You have to get used to them [*]. I just understood recently, after about 3 years of Haskell, the error messages due to improper use of existentials (about skolem type variables and such), most famous example being of course the error you get when trying to do 'runST (newSTRef xxx)'. But the message describes exactly the problem (implementation of runST uses a clever, yet perfectly reproducible just with a common extension activated, trick the error message can't be aware of).

[*] I think most people, when discovering Haskell, suffer from a complexity evaluation bias: they think everything (error messages, for instance) is more complicated than in imperative world, forgetting that it was as much complicated (or more) for them when they begun learning <insert OO/imperative language here>.
Just remember C++ compilers' error messages in case of heavy and tricky use of templates... You're gonna regret GHC's error messages...
+Yves Parrays Yves, I don't mind the error messages that are generated. My point (sorry if it was not clearer) is that they are generated from the point of view of a type checker, not from the point of view of a software developer. When I change the type of one part of an if expression but forget to change the type of another part, I create a type error and the error message generated might be useful. But it would be way more useful if GHC pointed out something at a higher level (in this case, pointing out that the types of both parts of an if expression need to be the same).

Other languages do try to make a guess at least of what the real problem might be. They say something like "Did you perhaps forget to .." or "you might check to make sure ..". They speak to the human being creating the code.

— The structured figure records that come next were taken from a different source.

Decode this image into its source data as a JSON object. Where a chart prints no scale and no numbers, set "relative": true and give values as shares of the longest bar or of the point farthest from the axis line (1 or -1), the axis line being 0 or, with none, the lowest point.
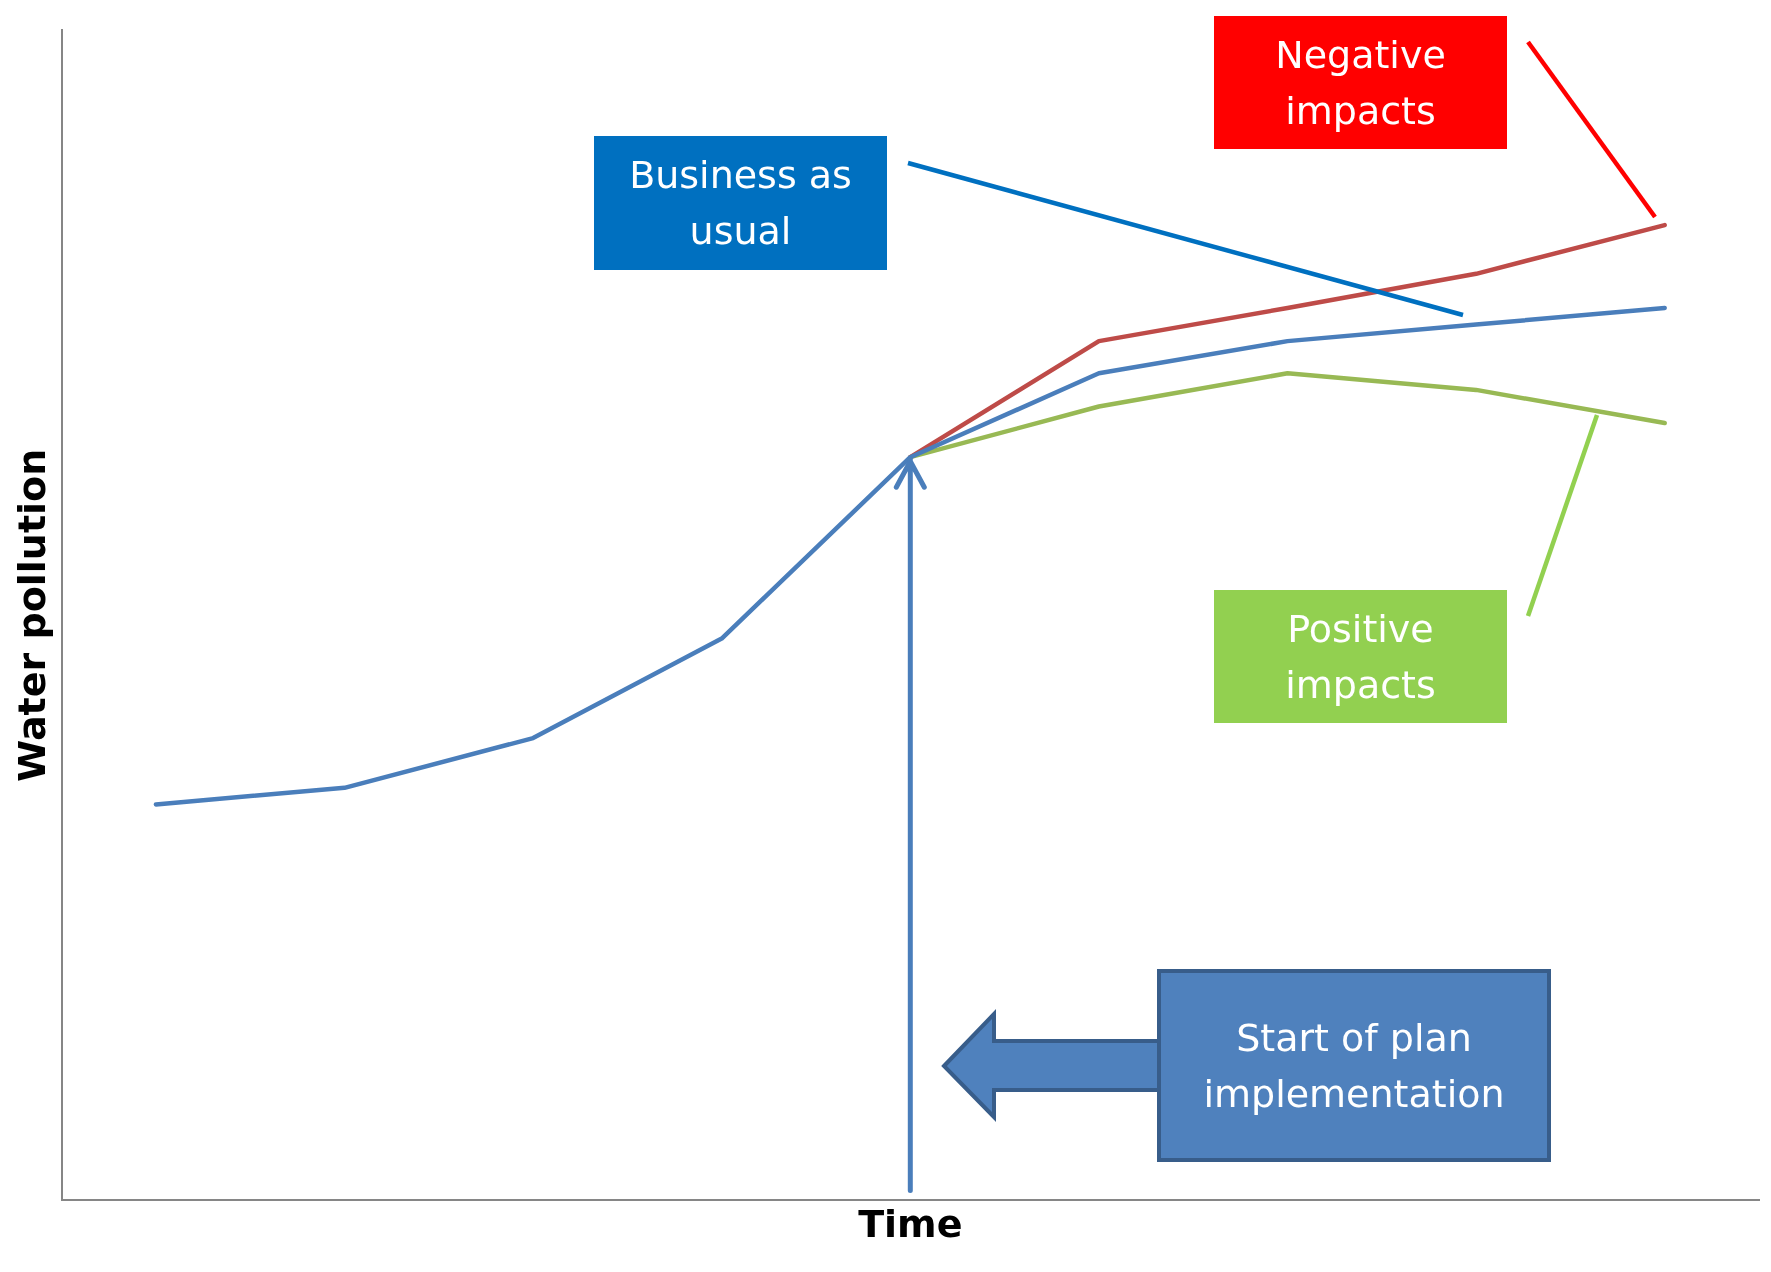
{
  "chart_data": {
    "type": "line",
    "relative": true,
    "xlabel": "Time",
    "ylabel": "Water pollution",
    "categories": [
      null,
      null,
      null,
      null,
      null,
      null,
      null,
      null,
      null
    ],
    "series": [
      {
        "color": "#4a7ebb",
        "values": [
          0.406,
          0.423,
          0.474,
          0.576,
          0.762,
          0.848,
          0.881,
          0.898,
          0.915
        ]
      },
      {
        "color": "#be4b48",
        "values": [
          null,
          null,
          null,
          null,
          0.762,
          0.881,
          0.915,
          0.95,
          1
        ]
      },
      {
        "color": "#98b954",
        "values": [
          null,
          null,
          null,
          null,
          0.762,
          0.814,
          0.848,
          0.831,
          0.797
        ]
      }
    ],
    "marker": "none",
    "grid": false,
    "legend": false,
    "annotations": [
      "Business as usual",
      "Negative impacts",
      "Positive impacts",
      "Start of plan implementation"
    ]
  }
}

Oh and yes, I do expect GHC's error messages to be way better than those from a C++ compiler. After all, Haskell is way better than C++, right? :)
One error message that ghc often gets wrong, is when a missing parameter or some such makes ghc look for e.g. a Num instance for Int->Int. In most cases, adding that instance is not what I want. Apart from that, I think errors are pretty good, and that ghc makes an effort to use sensible type aliases and such. It used to be a lot worse.
The error messages have become much more useful and readable since I first used GHC, that's certain. I think what Kevin is asking for is more in the nature of an analyze of the context of the error that would propose several alternative ways to correct the problem, and not only the myopic first pick like currently (typically the proposal to define a Num instance for Int -> Int). I don't know how such a thing is implemented in other compilers (Clang does a pretty awesome job there) but I don't think this analyze phase needs to be too tightly coupled to GHC code, basically GHC could print the current error message and if asked to, feed the analyzer with the error and the context to it. Of course I don't know GHC well enough to be sure of that.
And the algorithm would be closer to pattern recognition based on a frequent errors database than a mechanical analyze (contrary to type inference and parsing). In fact, it would probably be more like HLint but with type information.